Across brands, teams used different definitions and measurements for the same things. Leaders had conflicting opinions about which metrics mattered. The digital team couldn't connect their work to business goals, and without alignment on what to measure or why, prioritization was driven by opinion rather than evidence.
What I Did
I interviewed every leader who had a stake in digital measurement, collecting the metrics each team needed and documenting how they were currently defined and used.
- Identified duplicates and overlaps across brands, reconciled conflicting definitions, and established a single set of standardized measurements
- Tied every metric to OKRs and business outcomes, pushing back on vanity metrics that didn't connect to goals
- Defined a process for requesting data from the analytics team and for creating new dashboards
- Worked with the insights team to prepare them for the new request process, and helped the data dictionary team make updates
- Specified what dashboards should exist, what each should include, how often they should be updated, and who should have access
- Delivered a full implementation plan with periodic review cadences, handing off a ready-to-execute framework before the engagement concluded
The Frameworks
I created two core frameworks to guide how metrics were categorized, prioritized, and organized into dashboards.
The Indicator Spectrum
Classifying metrics along a spectrum from effort to outcomes to insights — and prioritizing dashboard data starting from lagging indicators mapped to business goals.
The Metrics Hierarchy
Grouping metrics by purpose to define dashboard types and guide prioritization when requesting or building dashboards.
The Transformation
Before
- Different brands using different definitions for the same metrics
- Dashboard sprawl with no source of truth
- Dashboards not accessed by the right people or updated regularly
- Leaders disagreeing on what to measure
- No process for requesting analytics or creating new dashboards
Delivered
- Unified measurement definitions across all brands
- Every metric tied to OKRs and business outcomes
- Dashboard specifications with ownership, access, and update cadences
- Defined processes for data requests and new dashboard creation
- Full implementation plan with periodic review schedule
The Outcome
The engagement produced a comprehensive, implementation-ready measurement framework that the team could execute on after handoff. Leaders across brands were aligned on what to measure and why, with standardized definitions replacing the inconsistencies that had made cross-brand comparison impossible.

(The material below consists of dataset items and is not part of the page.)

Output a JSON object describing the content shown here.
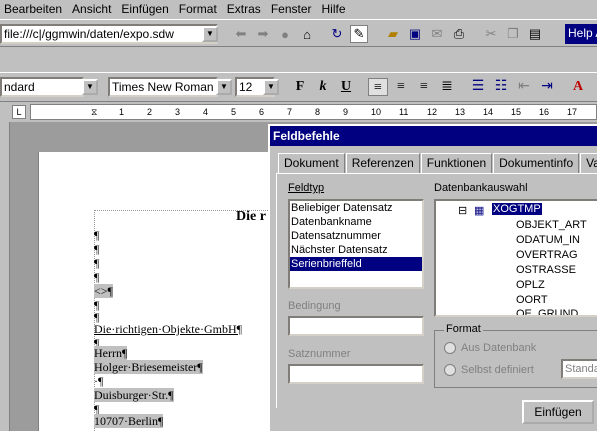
{
  "menu": [
    "Bearbeiten",
    "Ansicht",
    "Einfügen",
    "Format",
    "Extras",
    "Fenster",
    "Hilfe"
  ],
  "url": "file:///c|/ggmwin/daten/expo.sdw",
  "help_label": "Help A",
  "toolbar2": {
    "style": "ndard",
    "font": "Times New Roman",
    "size": "12"
  },
  "ruler": [
    "1",
    "2",
    "3",
    "4",
    "5",
    "6",
    "7",
    "8",
    "9",
    "10",
    "11",
    "12",
    "13",
    "14",
    "15",
    "16",
    "17"
  ],
  "document": {
    "title": "Die r",
    "lines": [
      "¶",
      "¶",
      "¶",
      "¶",
      "<>¶",
      "¶",
      "¶",
      "Die·richtigen·Objekte·GmbH¶",
      "¶",
      "Herrn¶",
      "Holger·Briesemeister¶",
      "·¶",
      "Duisburger·Str.¶",
      "¶",
      "10707·Berlin¶"
    ]
  },
  "dialog": {
    "title": "Feldbefehle",
    "tabs": [
      "Dokument",
      "Referenzen",
      "Funktionen",
      "Dokumentinfo",
      "Variab"
    ],
    "feldtyp_label": "Feldtyp",
    "feldtyp_items": [
      "Beliebiger Datensatz",
      "Datenbankname",
      "Datensatznummer",
      "Nächster Datensatz",
      "Serienbrieffeld"
    ],
    "feldtyp_selected": 4,
    "bedingung_label": "Bedingung",
    "satznummer_label": "Satznummer",
    "db_label": "Datenbankauswahl",
    "db_root": "XOGTMP",
    "db_fields": [
      "OBJEKT_ART",
      "ODATUM_IN",
      "OVERTRAG",
      "OSTRASSE",
      "OPLZ",
      "OORT",
      "OE_GRUND"
    ],
    "format_label": "Format",
    "radio_db": "Aus Datenbank",
    "radio_user": "Selbst definiert",
    "format_value": "Standa",
    "insert_button": "Einfügen"
  }
}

The framework included dashboard specifications, data request processes, a updated data dictionary, and a periodic review cadence to keep measurement aligned with evolving business goals. The team was positioned to move from fragmented, opinion-driven reporting to a unified, outcome-focused analytics practice.
Key Takeaways
Alignment before dashboards
More dashboards don't solve a measurement problem. If leaders can't agree on definitions, no amount of reporting will create clarity.
Talk to the people, not the data
The framework came from interviewing every stakeholder who mattered. Understanding what each leader actually needed revealed the overlaps, gaps, and vanity metrics hiding in the system.
Design for handoff
A framework only works if the team can execute it after you leave. Implementation plans, process definitions, and review cadences make the difference between a deliverable and lasting change.